ECLI:NL:CRVB:2015:11
Centrale Raad van Beroep
- Wraking
- Rechtspraak.nl
Afwijzing verzoek om wraking van de behandelend rechters in bestuursrechtelijke procedure
In deze zaak heeft de Centrale Raad van Beroep op 7 januari 2015 uitspraak gedaan over een verzoek tot wraking van de behandelend rechters in een bestuursrechtelijke procedure. Verzoeker, vertegenwoordigd door mr. F. van der Kant-Dessens en later door mr. M. Taheri, had hoger beroep ingesteld tegen een uitspraak van de rechtbank Den Haag. Tijdens de procedure heeft verzoeker herhaaldelijk om uitstel van de zitting gevraagd, wat door de Raad is afgewezen. Op 13 november 2014, tijdens de zitting, heeft mr. Taheri namens verzoeker om wraking van de rechters verzocht, omdat hij vond dat de rechters niet onpartijdig waren. De wrakingsgrond was gebaseerd op de afwijzing van de uitstelverzoeken en de indruk die verzoeker had gekregen dat de rechters al een oordeel hadden gevormd.
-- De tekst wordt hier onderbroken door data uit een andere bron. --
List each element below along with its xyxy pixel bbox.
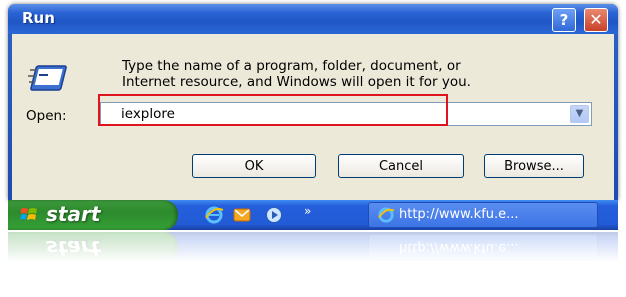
open-label: Open: [26,108,67,124]
description-line-2: Internet resource, and Windows will open… [122,74,471,90]
help-button[interactable]: ? [552,8,576,32]
title-bar[interactable]: Run ? ✕ [8,4,618,34]
question-mark-icon: ? [559,11,569,29]
description-line-1: Type the name of a program, folder, docu… [122,58,461,74]
start-label: start [46,202,101,226]
taskbar-window-label: http://www.kfu.e... [399,207,519,222]
run-dialog-icon [28,65,67,91]
start-button[interactable]: start [8,200,178,230]
dropdown-button[interactable]: ▼ [570,105,589,123]
media-player-icon[interactable] [264,206,284,224]
dialog-title: Run [22,9,55,27]
outlook-express-icon[interactable] [232,206,252,224]
taskbar: start » http://www.kfu.e... [8,200,618,230]
internet-explorer-icon[interactable] [204,206,224,224]
taskbar-reflection: start http://www.kfu.e... [8,232,618,262]
ok-button[interactable]: OK [192,154,316,178]
reflection-task-button: http://www.kfu.e... [368,234,598,260]
dialog-body: Type the name of a program, folder, docu… [12,34,614,200]
close-x-icon: ✕ [589,10,603,29]
reflection-start: start [8,232,178,262]
run-dialog: Run ? ✕ Type the name of a program, fold… [8,4,618,200]
browse-button[interactable]: Browse... [484,154,584,178]
quick-launch-overflow[interactable]: » [304,204,311,218]
cancel-button[interactable]: Cancel [338,154,464,178]
highlight-box [98,94,448,126]
taskbar-window-button[interactable]: http://www.kfu.e... [368,202,598,228]
windows-flag-icon [20,208,37,220]
internet-explorer-icon [378,207,395,223]
close-button[interactable]: ✕ [584,8,608,32]
dialog-description: Type the name of a program, folder, docu… [122,58,592,90]
reflection-start-label: start [46,236,101,260]
reflection-task-label: http://www.kfu.e... [399,240,519,255]
chevron-down-icon: ▼ [575,108,584,119]
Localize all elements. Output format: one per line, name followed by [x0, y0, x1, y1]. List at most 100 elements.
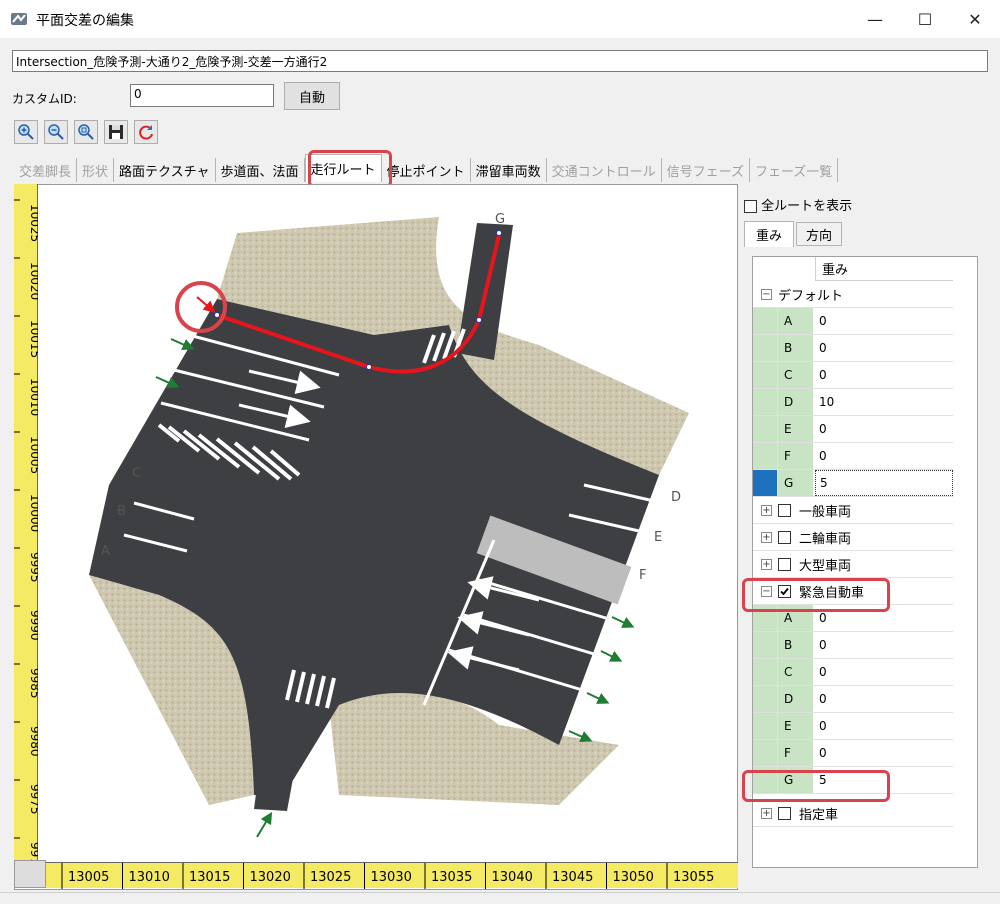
grid-row[interactable]: F0 — [753, 443, 953, 470]
route-node-mid-2[interactable] — [476, 317, 482, 323]
grid-row[interactable]: B0 — [753, 632, 953, 659]
tab-traffic-control[interactable]: 交通コントロール — [547, 158, 662, 182]
grid-row[interactable]: B0 — [753, 335, 953, 362]
group-large-vehicle[interactable]: + 大型車両 — [753, 551, 953, 578]
collapse-icon[interactable]: − — [761, 288, 772, 300]
custom-id-field[interactable]: 0 — [130, 84, 274, 107]
row-leg: D — [777, 686, 813, 712]
leg-label-b: B — [117, 504, 126, 519]
show-all-routes-checkbox[interactable] — [744, 200, 757, 213]
group-two-wheel[interactable]: + 二輪車両 — [753, 524, 953, 551]
tab-driving-route[interactable]: 走行ルート — [304, 154, 382, 182]
app-icon — [11, 13, 27, 25]
grid-row[interactable]: F0 — [753, 740, 953, 767]
grid-row[interactable]: A0 — [753, 605, 953, 632]
horizontal-ruler: 13005 13010 13015 13020 13025 13030 13035 13040… — [46, 862, 738, 889]
intersection-drawing[interactable]: A B C D E F G — [39, 185, 761, 861]
vruler-tick-label: 10010 — [28, 378, 38, 416]
tab-strip: 交差脚長 形状 路面テクスチャ 歩道面、法面 走行ルート 停止ポイント 滞留車両… — [14, 154, 839, 182]
tab-weight[interactable]: 重み — [744, 221, 794, 247]
route-node-mid-1[interactable] — [366, 364, 372, 370]
tab-leg-length[interactable]: 交差脚長 — [14, 158, 78, 182]
tab-sidewalk[interactable]: 歩道面、法面 — [216, 158, 305, 182]
expand-icon[interactable]: + — [761, 531, 772, 543]
leg-label-f: F — [639, 568, 646, 583]
row-weight-value[interactable]: 0 — [815, 416, 953, 442]
grid-row[interactable]: C0 — [753, 659, 953, 686]
group-emergency[interactable]: − 緊急自動車 — [753, 578, 953, 605]
auto-button[interactable]: 自動 — [284, 82, 340, 110]
group-designated-checkbox[interactable] — [778, 806, 791, 820]
group-designated-label: 指定車 — [799, 807, 839, 823]
tab-queue-count[interactable]: 滞留車両数 — [471, 158, 547, 182]
tab-road-texture[interactable]: 路面テクスチャ — [114, 158, 216, 182]
zoom-out-button[interactable] — [44, 120, 68, 144]
tab-phase-list[interactable]: フェーズ一覧 — [750, 158, 839, 182]
expand-icon[interactable]: + — [761, 807, 772, 819]
tab-shape[interactable]: 形状 — [77, 158, 115, 182]
vruler-tick-label: 10020 — [28, 262, 38, 300]
save-button[interactable] — [104, 120, 128, 144]
group-default-label: デフォルト — [778, 288, 844, 304]
hruler-tick-label: 13035 — [431, 870, 472, 885]
group-two-wheel-checkbox[interactable] — [778, 530, 791, 544]
grid-row[interactable]: D0 — [753, 686, 953, 713]
grid-row[interactable]: G5 — [753, 767, 953, 794]
tab-signal-phase[interactable]: 信号フェーズ — [662, 158, 750, 182]
hruler-tick-label: 13055 — [673, 870, 714, 885]
row-weight-value[interactable]: 0 — [815, 443, 953, 469]
intersection-name-field[interactable]: Intersection_危険予測-大通り2_危険予測-交差一方通行2 — [12, 50, 988, 72]
group-designated[interactable]: + 指定車 — [753, 800, 953, 827]
zoom-fit-button[interactable] — [74, 120, 98, 144]
row-weight-value[interactable]: 0 — [815, 632, 953, 658]
row-weight-value[interactable]: 0 — [815, 740, 953, 766]
row-weight-value[interactable]: 10 — [815, 389, 953, 415]
refresh-button[interactable] — [134, 120, 158, 144]
collapse-icon[interactable]: − — [761, 585, 772, 597]
show-all-routes[interactable]: 全ルートを表示 — [744, 195, 852, 214]
group-default[interactable]: − デフォルト — [753, 281, 953, 308]
row-weight-value[interactable]: 0 — [815, 686, 953, 712]
close-button[interactable]: ✕ — [950, 0, 1000, 38]
grid-row-selected[interactable]: G5 — [753, 470, 953, 497]
row-weight-value[interactable]: 5 — [815, 767, 953, 793]
row-weight-value[interactable]: 0 — [815, 362, 953, 388]
grid-row[interactable]: A0 — [753, 308, 953, 335]
show-all-routes-label: 全ルートを表示 — [761, 199, 853, 214]
tab-stop-point[interactable]: 停止ポイント — [382, 158, 471, 182]
leg-label-d: D — [671, 490, 681, 505]
group-general-vehicle[interactable]: + 一般車両 — [753, 497, 953, 524]
save-icon — [109, 125, 123, 139]
expand-icon[interactable]: + — [761, 504, 772, 516]
group-large-vehicle-checkbox[interactable] — [778, 557, 791, 571]
group-emergency-checkbox[interactable] — [778, 584, 791, 598]
row-weight-value[interactable]: 0 — [815, 335, 953, 361]
grid-row[interactable]: C0 — [753, 362, 953, 389]
zoom-in-button[interactable] — [14, 120, 38, 144]
leg-label-g: G — [495, 212, 505, 227]
weight-grid[interactable]: 重み − デフォルト A0 B0 C0 D 10 E0 F0 G5 + 一般車両 … — [752, 256, 978, 868]
map-canvas[interactable]: A B C D E F G — [14, 184, 738, 890]
hruler-tick-label: 13025 — [310, 870, 351, 885]
grid-row[interactable]: E0 — [753, 416, 953, 443]
expand-icon[interactable]: + — [761, 558, 772, 570]
maximize-button[interactable]: ☐ — [900, 0, 950, 38]
grid-row[interactable]: D 10 — [753, 389, 953, 416]
row-weight-value[interactable]: 0 — [815, 713, 953, 739]
row-weight-value[interactable]: 0 — [815, 308, 953, 334]
route-node-end[interactable] — [496, 230, 502, 236]
row-leg: D — [777, 389, 813, 415]
row-weight-value[interactable]: 5 — [815, 470, 953, 496]
group-general-vehicle-checkbox[interactable] — [778, 503, 791, 517]
hruler-tick-label: 13015 — [189, 870, 230, 885]
zoom-in-icon — [18, 124, 34, 140]
grid-row[interactable]: E0 — [753, 713, 953, 740]
row-weight-value[interactable]: 0 — [815, 659, 953, 685]
tab-direction[interactable]: 方向 — [796, 222, 842, 246]
row-weight-value[interactable]: 0 — [815, 605, 953, 631]
check-icon — [780, 587, 789, 595]
route-node-start[interactable] — [214, 312, 220, 318]
group-two-wheel-label: 二輪車両 — [799, 531, 852, 547]
hruler-tick-label: 13045 — [552, 870, 593, 885]
minimize-button[interactable]: — — [850, 0, 900, 38]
De Raad heeft in zijn overwegingen uiteengezet dat wraking alleen kan plaatsvinden op basis van feiten die de onpartijdigheid van de rechters in twijfel trekken. De Raad concludeerde dat de afwijzing van de uitstelverzoeken geen aanwijzing gaf voor vooringenomenheid van de rechters. De beslissing om geen uitstel te verlenen werd als een procedurele beslissing beschouwd, die niet onderhevig is aan wraking. De Raad benadrukte dat de rechters uit hoofde van hun aanstelling vermoed worden onpartijdig te zijn, tenzij er uitzonderlijke omstandigheden zijn die dit tegenspreken.
Uiteindelijk heeft de Centrale Raad van Beroep het verzoek om wraking afgewezen, omdat er geen feiten of omstandigheden waren die de onpartijdigheid van de rechters in twijfel trokken. De uitspraak werd gedaan door M. Greebe als voorzitter en W.H. Bel en J.J.T. van den Corput als leden, in aanwezigheid van griffier D. van Wijk.